The group, formed after the killing of a Sunni lawyer from Chilas in Gilgit, got training from Tehrik-e-Taliban Pakistan (TTP), led by Moulvi Asmatullah Moavia, in South Waziristan and Balochistan-based Jundullah group. The group in army fatigue on February 28 shot dead 16 passengers hauling them off buses in Kohistan district.

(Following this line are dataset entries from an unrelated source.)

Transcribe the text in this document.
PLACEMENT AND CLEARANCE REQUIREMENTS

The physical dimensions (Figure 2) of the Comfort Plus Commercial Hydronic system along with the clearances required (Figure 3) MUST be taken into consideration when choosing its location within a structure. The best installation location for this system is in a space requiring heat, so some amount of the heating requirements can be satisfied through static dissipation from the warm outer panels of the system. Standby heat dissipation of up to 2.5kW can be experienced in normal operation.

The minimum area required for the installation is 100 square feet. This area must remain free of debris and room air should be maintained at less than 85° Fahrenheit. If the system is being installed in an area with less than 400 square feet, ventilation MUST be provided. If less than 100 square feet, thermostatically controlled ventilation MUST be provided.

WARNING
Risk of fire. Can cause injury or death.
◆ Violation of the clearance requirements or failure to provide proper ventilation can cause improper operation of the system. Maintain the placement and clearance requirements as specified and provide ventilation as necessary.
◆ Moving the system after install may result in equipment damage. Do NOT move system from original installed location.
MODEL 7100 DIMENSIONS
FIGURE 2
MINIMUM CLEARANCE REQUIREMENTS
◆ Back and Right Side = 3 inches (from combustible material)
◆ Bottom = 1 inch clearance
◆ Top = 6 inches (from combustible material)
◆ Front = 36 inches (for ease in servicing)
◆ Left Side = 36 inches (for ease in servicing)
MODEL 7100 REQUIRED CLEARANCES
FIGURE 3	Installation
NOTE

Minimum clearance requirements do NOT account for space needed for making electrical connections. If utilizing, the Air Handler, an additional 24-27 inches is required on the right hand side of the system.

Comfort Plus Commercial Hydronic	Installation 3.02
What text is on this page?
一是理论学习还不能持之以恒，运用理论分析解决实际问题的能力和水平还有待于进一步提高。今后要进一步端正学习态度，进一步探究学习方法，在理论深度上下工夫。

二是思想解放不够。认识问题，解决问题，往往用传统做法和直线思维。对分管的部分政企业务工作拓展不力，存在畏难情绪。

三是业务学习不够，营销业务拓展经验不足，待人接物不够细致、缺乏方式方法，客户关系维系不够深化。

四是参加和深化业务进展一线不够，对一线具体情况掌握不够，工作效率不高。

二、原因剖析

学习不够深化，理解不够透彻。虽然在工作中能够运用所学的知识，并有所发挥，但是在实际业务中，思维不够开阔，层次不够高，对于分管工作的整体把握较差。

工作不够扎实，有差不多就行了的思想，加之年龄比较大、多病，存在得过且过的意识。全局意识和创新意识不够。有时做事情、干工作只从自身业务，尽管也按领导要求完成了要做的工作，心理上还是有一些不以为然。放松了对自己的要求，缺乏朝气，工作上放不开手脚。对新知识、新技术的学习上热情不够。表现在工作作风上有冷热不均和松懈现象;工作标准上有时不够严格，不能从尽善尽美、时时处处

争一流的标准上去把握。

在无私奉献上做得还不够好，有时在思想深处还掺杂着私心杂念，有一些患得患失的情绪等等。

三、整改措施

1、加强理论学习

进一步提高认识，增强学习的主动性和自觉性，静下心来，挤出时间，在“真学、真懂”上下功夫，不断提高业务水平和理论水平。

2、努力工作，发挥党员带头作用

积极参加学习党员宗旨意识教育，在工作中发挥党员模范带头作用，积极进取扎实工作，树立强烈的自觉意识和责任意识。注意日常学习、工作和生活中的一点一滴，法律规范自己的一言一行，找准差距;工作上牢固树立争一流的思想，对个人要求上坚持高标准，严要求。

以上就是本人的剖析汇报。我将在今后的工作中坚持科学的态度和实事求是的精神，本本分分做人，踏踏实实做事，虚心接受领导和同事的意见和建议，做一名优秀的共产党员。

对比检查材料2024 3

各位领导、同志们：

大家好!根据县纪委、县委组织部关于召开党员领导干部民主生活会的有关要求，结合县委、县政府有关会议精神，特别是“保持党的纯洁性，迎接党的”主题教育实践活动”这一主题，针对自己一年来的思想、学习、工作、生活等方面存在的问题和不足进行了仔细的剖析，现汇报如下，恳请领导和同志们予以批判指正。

Fifteen out of the 16 passengers killed were Shias.
The main accused, identified as Muzamil Shah, son of Abeel Khan, is a resident of Chilas and local chief of the banned anti-Shia sectarian organisation, Sipah-i-Sahaba Pakistan (SSP) which was renamed as Ahl-e-Sunnat Wal Jamaat (ASWJ), collected hundreds of thousands of rupees as donations at a rally in Chilas in February for organising his group, sources in the security agencies said.

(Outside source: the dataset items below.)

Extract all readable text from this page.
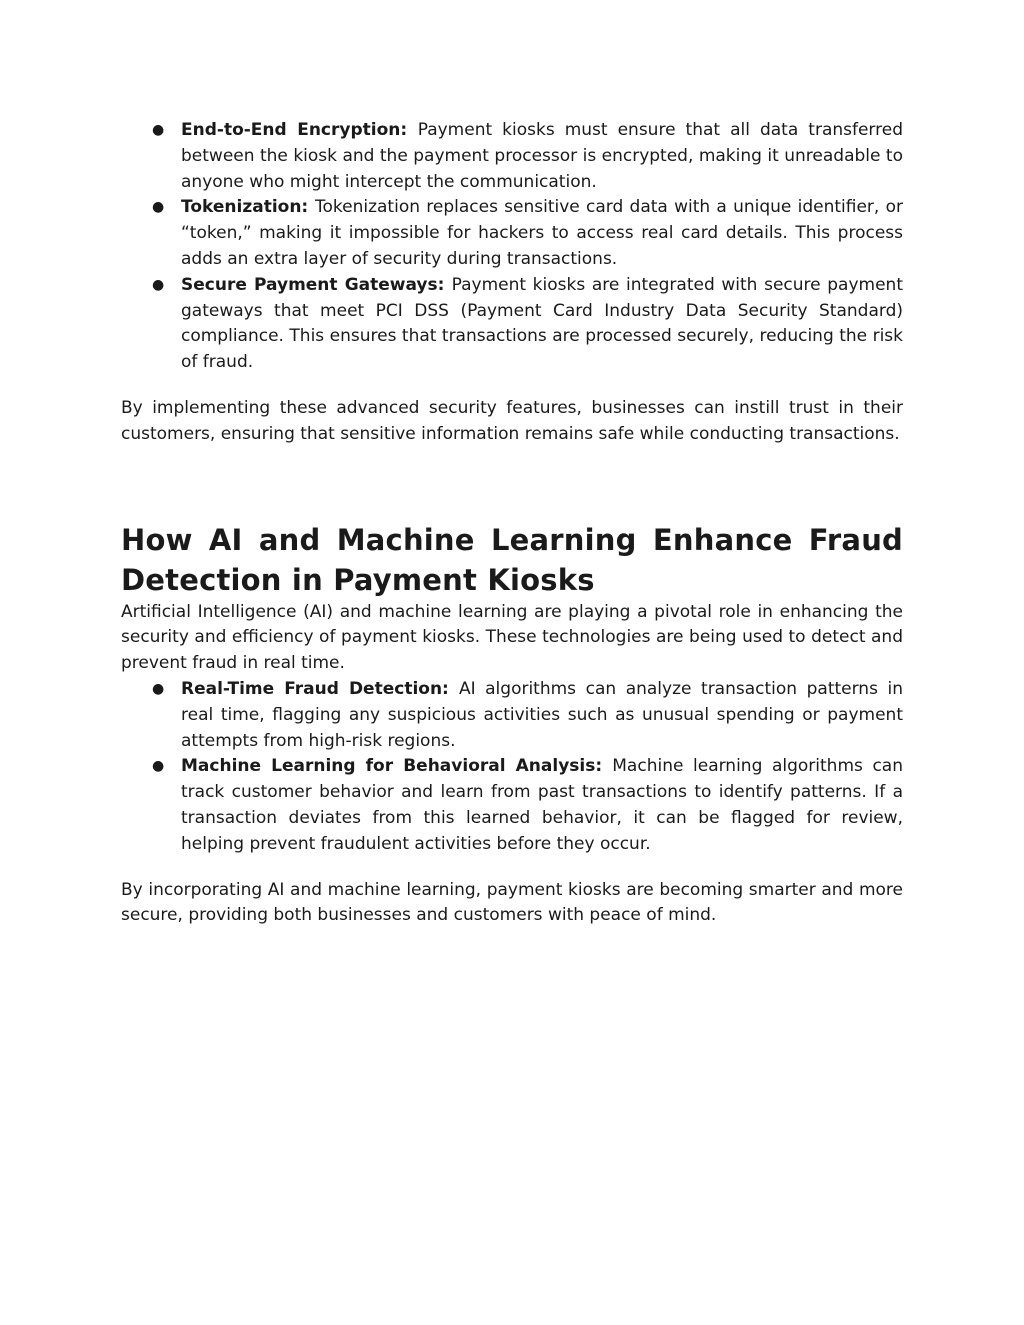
● End-to-End Encryption: Payment kiosks must ensure that all data transferred between the kiosk and the payment processor is encrypted, making it unreadable to anyone who might intercept the communication.
● Tokenization: Tokenization replaces sensitive card data with a unique identifier, or “token,” making it impossible for hackers to access real card details. This process adds an extra layer of security during transactions.
● Secure Payment Gateways: Payment kiosks are integrated with secure payment gateways that meet PCI DSS (Payment Card Industry Data Security Standard) compliance. This ensures that transactions are processed securely, reducing the risk of fraud.

By implementing these advanced security features, businesses can instill trust in their customers, ensuring that sensitive information remains safe while conducting transactions.

How AI and Machine Learning Enhance Fraud Detection in Payment Kiosks

Artificial Intelligence (AI) and machine learning are playing a pivotal role in enhancing the security and efficiency of payment kiosks. These technologies are being used to detect and prevent fraud in real time.

● Real-Time Fraud Detection: AI algorithms can analyze transaction patterns in real time, flagging any suspicious activities such as unusual spending or payment attempts from high-risk regions.
● Machine Learning for Behavioral Analysis: Machine learning algorithms can track customer behavior and learn from past transactions to identify patterns. If a transaction deviates from this learned behavior, it can be flagged for review, helping prevent fraudulent activities before they occur.

By incorporating AI and machine learning, payment kiosks are becoming smarter and more secure, providing both businesses and customers with peace of mind.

He was identified when he himself led the assailants in a jeep, stopped buses and shot dead six passengers.
DIG Ali Sher told The Express Tribune by telephone from Chilas that the number of accused nominated in the killing was 11 and said that the Jirga will hand over the remaining six also as investigations continue.
The two main Sunnis and Shias mosques in Gilgit were sealed in an effort to stem sectarian violence.
“The two central mosques of Shia and Sunni sects have been sealed for an indefinite period,” a senior administration official said.
The closure of mosques were part of the overall steps being taken to stem sectarian strife that has brought life in the region to a standstill, he said, adding that the fate of both the mosques would be decided in due course.
Witnesses said that after sealing the main gates of both mosques, authorities have deputed security personnel to refrain people from violating the orders given to this effect.
Another senior official in the home department told The Express Tribune that they were encouraging citizens to inform authorities about people possessing illegal arms and ammunition. “The names of such people will be kept secret,” he said.
With a curfew still imposed and cellular phones jammed, the security forces, led by the army, are still patrolling roads to bring back normalcy to the city that fell into sectarian violence early this month.
Published in The Express Tribune, April 17th, 2012.